Mentre continua lo scontro frontale con l'opposizione sul Manifesto di Ventotene, la maggioranza si ritrova improvvisamente alle prese con un corto circuito interno sul fronte della politica estera. Una tensione che resta in verità sotto traccia, ma che è il termometro di quanto delicati siano gli equilibri all'interno della coalizione di governo sui due principali dossier internazionali: negoziati per la pace in Ucraina e piano ReArm Eu da una parte e rapporto tra Italia e Stati Uniti dall'altra.
Il motivo del contendere è la telefonata tra Matteo Salvini e il vicepresidente americano J.D.Vance, un colloquio di quindici minuti che - fa sapere la Lega - è stato «estremamente cordiale e concreto» e ha affrontato «le opportunità di cooperazione tra i due Paesi» con il vicepremier italiano che «ha anticipato la volontà di una missione negli Usa con imprese e investitori» con l'obiettivo di «rafforzare la partnership tra Roma e Washington». Tra gli altri argomenti trattati, anche «il totale accordo per arrivare a una pace duratura in Ucraina» e «l'eccellenza americana nel campo della connessione satellitare» (ovvero Starlink di Elon Musk). A chiudere il cerchio, lo stesso Vance che sul social X sottolinea «la bella telefonata con l'amico vicepremier Matteo Salvini» e lo ringrazia per il «caloroso benvenuto» riservato alla moglie Usha, in Italia in occasione delle Special Olympics di Torino.

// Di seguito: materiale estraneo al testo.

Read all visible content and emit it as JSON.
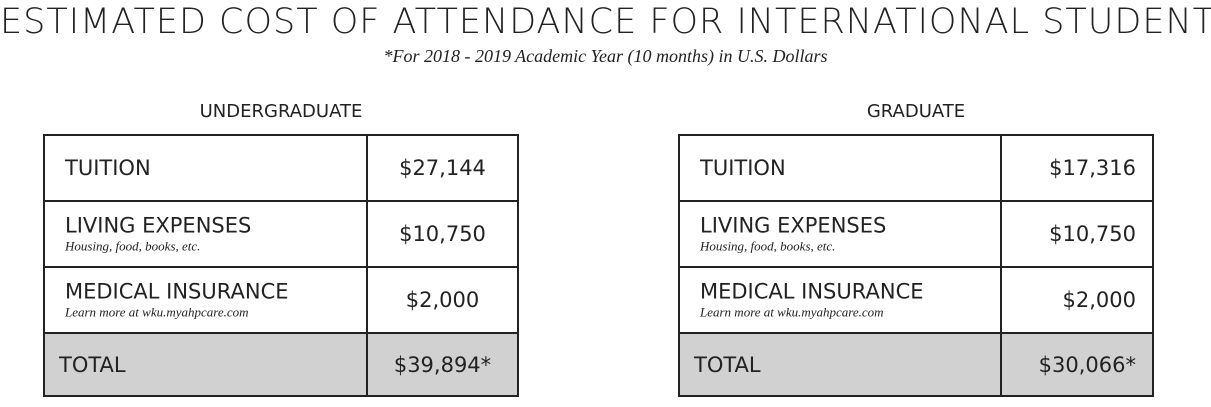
{
  "title": "ESTIMATED COST OF ATTENDANCE FOR INTERNATIONAL STUDENTS",
  "subtitle": "*For 2018 - 2019 Academic Year (10 months) in U.S. Dollars",
  "tables": [
    {
      "heading": "UNDERGRADUATE",
      "rows": [
        {
          "label": "TUITION",
          "amount": "$27,144"
        },
        {
          "label": "LIVING EXPENSES",
          "note": "Housing, food, books, etc.",
          "amount": "$10,750"
        },
        {
          "label": "MEDICAL INSURANCE",
          "note": "Learn more at wku.myahpcare.com",
          "amount": "$2,000"
        },
        {
          "label": "TOTAL",
          "amount": "$39,894*"
        }
      ]
    },
    {
      "heading": "GRADUATE",
      "rows": [
        {
          "label": "TUITION",
          "amount": "$17,316"
        },
        {
          "label": "LIVING EXPENSES",
          "note": "Housing, food, books, etc.",
          "amount": "$10,750"
        },
        {
          "label": "MEDICAL INSURANCE",
          "note": "Learn more at wku.myahpcare.com",
          "amount": "$2,000"
        },
        {
          "label": "TOTAL",
          "amount": "$30,066*"
        }
      ]
    }
  ]
}
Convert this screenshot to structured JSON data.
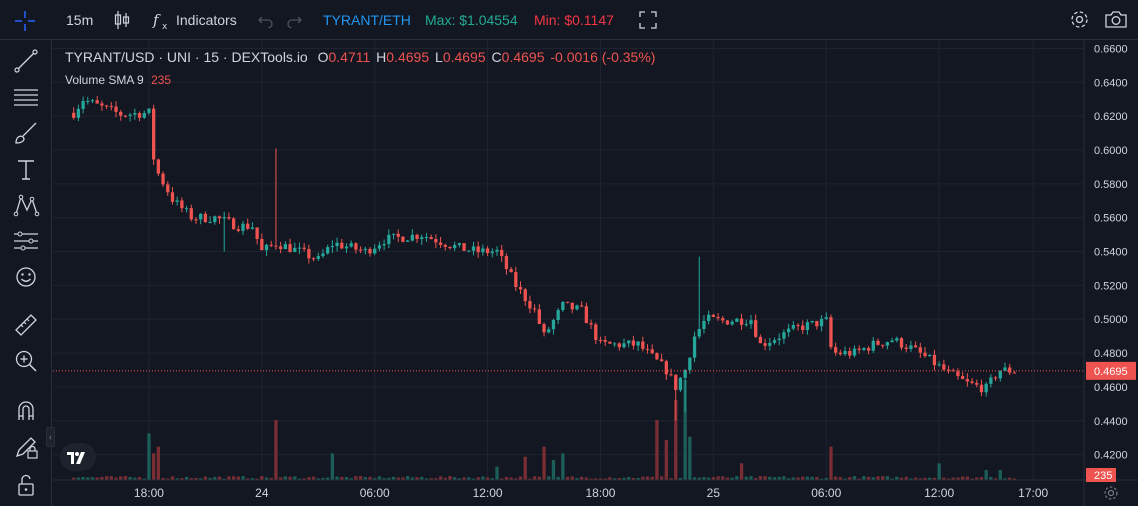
{
  "toolbar": {
    "interval": "15m",
    "indicators_label": "Indicators",
    "pair_label": "TYRANT/ETH",
    "max_label": "Max: $1.04554",
    "min_label": "Min: $0.1147",
    "icons": [
      "crosshair-icon",
      "candles-icon",
      "fx-icon",
      "undo-icon",
      "redo-icon",
      "fullscreen-icon",
      "settings-icon",
      "camera-icon"
    ]
  },
  "left_tools": [
    "trend-line-icon",
    "horizontal-lines-icon",
    "brush-icon",
    "text-icon",
    "pattern-icon",
    "forecast-icon",
    "emoji-icon",
    "ruler-icon",
    "zoom-in-icon",
    "magnet-icon",
    "lock-pencil-icon",
    "unlock-icon"
  ],
  "legend": {
    "symbol": "TYRANT/USD · UNI · 15 · DEXTools.io",
    "o_key": "O",
    "o_val": "0.4711",
    "h_key": "H",
    "h_val": "0.4695",
    "l_key": "L",
    "l_val": "0.4695",
    "c_key": "C",
    "c_val": "0.4695",
    "change": "-0.0016 (-0.35%)",
    "volume_label": "Volume SMA 9",
    "volume_val": "235"
  },
  "colors": {
    "up": "#26a69a",
    "down": "#ef5350",
    "bg": "#131722",
    "grid": "#1f2330",
    "text": "#d1d4dc",
    "pair": "#2196f3",
    "max": "#22ab94",
    "min": "#f23645"
  },
  "chart_data": {
    "type": "candlestick",
    "y_ticks": [
      "0.6600",
      "0.6400",
      "0.6200",
      "0.6000",
      "0.5800",
      "0.5600",
      "0.5400",
      "0.5200",
      "0.5000",
      "0.4800",
      "0.4600",
      "0.4400",
      "0.4200"
    ],
    "ylim": [
      0.405,
      0.665
    ],
    "x_ticks": [
      {
        "label": "18:00",
        "t": 4
      },
      {
        "label": "24",
        "t": 10
      },
      {
        "label": "06:00",
        "t": 16
      },
      {
        "label": "12:00",
        "t": 22
      },
      {
        "label": "18:00",
        "t": 28
      },
      {
        "label": "25",
        "t": 34
      },
      {
        "label": "06:00",
        "t": 40
      },
      {
        "label": "12:00",
        "t": 46
      },
      {
        "label": "17:00",
        "t": 51
      }
    ],
    "t_range": [
      -1.1,
      53.7
    ],
    "last_price": "0.4695",
    "last_volume": "235",
    "anchors": [
      [
        0,
        0.622
      ],
      [
        0.5,
        0.63
      ],
      [
        1.3,
        0.626
      ],
      [
        2.5,
        0.621
      ],
      [
        4.0,
        0.622
      ],
      [
        4.3,
        0.59
      ],
      [
        5.3,
        0.57
      ],
      [
        6.3,
        0.56
      ],
      [
        7.5,
        0.56
      ],
      [
        8.8,
        0.555
      ],
      [
        9.5,
        0.555
      ],
      [
        10.0,
        0.54
      ],
      [
        10.8,
        0.545
      ],
      [
        12.0,
        0.54
      ],
      [
        13.0,
        0.535
      ],
      [
        13.8,
        0.545
      ],
      [
        15.5,
        0.54
      ],
      [
        16.5,
        0.547
      ],
      [
        18.5,
        0.55
      ],
      [
        20.5,
        0.542
      ],
      [
        21.5,
        0.54
      ],
      [
        22.5,
        0.54
      ],
      [
        23.5,
        0.52
      ],
      [
        24.5,
        0.505
      ],
      [
        25.0,
        0.49
      ],
      [
        26.0,
        0.508
      ],
      [
        27.0,
        0.505
      ],
      [
        28.0,
        0.485
      ],
      [
        29.0,
        0.485
      ],
      [
        30.0,
        0.485
      ],
      [
        30.5,
        0.48
      ],
      [
        31.5,
        0.47
      ],
      [
        32.0,
        0.46
      ],
      [
        32.5,
        0.47
      ],
      [
        33.0,
        0.49
      ],
      [
        33.6,
        0.5
      ],
      [
        34.5,
        0.499
      ],
      [
        36.0,
        0.5
      ],
      [
        36.5,
        0.485
      ],
      [
        37.5,
        0.49
      ],
      [
        38.5,
        0.495
      ],
      [
        40.0,
        0.499
      ],
      [
        40.3,
        0.48
      ],
      [
        41.5,
        0.48
      ],
      [
        42.5,
        0.485
      ],
      [
        43.5,
        0.488
      ],
      [
        44.5,
        0.483
      ],
      [
        45.5,
        0.476
      ],
      [
        46.5,
        0.468
      ],
      [
        47.5,
        0.462
      ],
      [
        48.5,
        0.459
      ],
      [
        49.2,
        0.47
      ],
      [
        50.0,
        0.4695
      ]
    ],
    "volumes": [
      [
        4.0,
        70
      ],
      [
        4.3,
        40
      ],
      [
        4.6,
        50
      ],
      [
        10.8,
        90
      ],
      [
        13.8,
        40
      ],
      [
        22.5,
        20
      ],
      [
        24.0,
        35
      ],
      [
        25.0,
        50
      ],
      [
        25.5,
        30
      ],
      [
        26.0,
        40
      ],
      [
        31.0,
        90
      ],
      [
        31.5,
        60
      ],
      [
        32.0,
        120
      ],
      [
        32.5,
        150
      ],
      [
        32.8,
        65
      ],
      [
        35.5,
        25
      ],
      [
        40.2,
        50
      ],
      [
        46.0,
        25
      ],
      [
        48.5,
        15
      ],
      [
        49.2,
        15
      ]
    ]
  }
}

Il colloquio tra i due, però, non deve avere acceso gli entusiasmi né di Palazzo Chigi, né della Farnesina. E contribuisce a confermare l'impressione che all'interno del centrodestra sia in corso una sorta di corsa alla Casa Bianca, peraltro in un momento cruciale nel braccio di ferro sui dazi tra Europa e Stati Uniti. Che Giorgia Meloni e la diplomazia italiana stiano lavorando da tempo a un possibile bilaterale con Donald Trump a Washington, infatti, non è certo un mistero. E il fatto che in parallelo Salvini si muova in completa autonomia è quantomeno inusuale. Anche perché alla telefonata è seguita un'attenta comunicazione che ne ha dato il massimo risalto. Prima la nota della Lega, poi il commento entusiasta di Andrea Stroppa, braccio destro di Musk in Italia, che già qualche giorno fa aveva piuttosto infastidito Palazzo Chigi con i sondaggi contro il ministro dell'Interno Matteo Piantedosi e a favore di Salvini. E infine il post dello stesso Vance. Con buona pace di Meloni, ma anche del ministero degli Esteri. E, dunque, dell'altro vicepremier Antonio Tajani. Che, proprio qualche giorno fa in Transatlantico, intercettato dai giornalisti che gli chiedevano conto dei distinguo di Salvini sui negoziati per l'Ucraina e il ReArm Eu ci aveva tenuto a sottolineare che «la politica estera del governo la fanno il presidente del Consiglio e poi il ministro degli Esteri» e nessun altro. Fino a un certo punto, se il leader della Lega lavora a «rafforzare la partnership tra Roma e Washington» e prepara «una missione negli Stati Uniti con imprese e investitori». Un Salvini che ieri sera è tornato sul suo colloquio con Vance sottolineando che «mentre Trump e Putin parlano di come tenere a terra i missili», altri «parlano di esercito europeo, di spendere 800 miliardi di euro per comprare armi». Insomma, «una follia, un oltraggio».
Da Palazzo Chigi non filtrano commenti, ma è evidente che la premier non può aver gradito un'iniziativa personale e non concordata con lei, proprio nelle stesse ore in cui le rispettive diplomazie stanno cercando di
mettere a terra la prima visita di Meloni alla Casa Bianca da quando Trump si è insediato. Giovedì, invece, la premier dovrebbe partecipare al nuovo vertice dei volenterosi sull'Ucraina convocato a Parigi da Emmanuel Macron.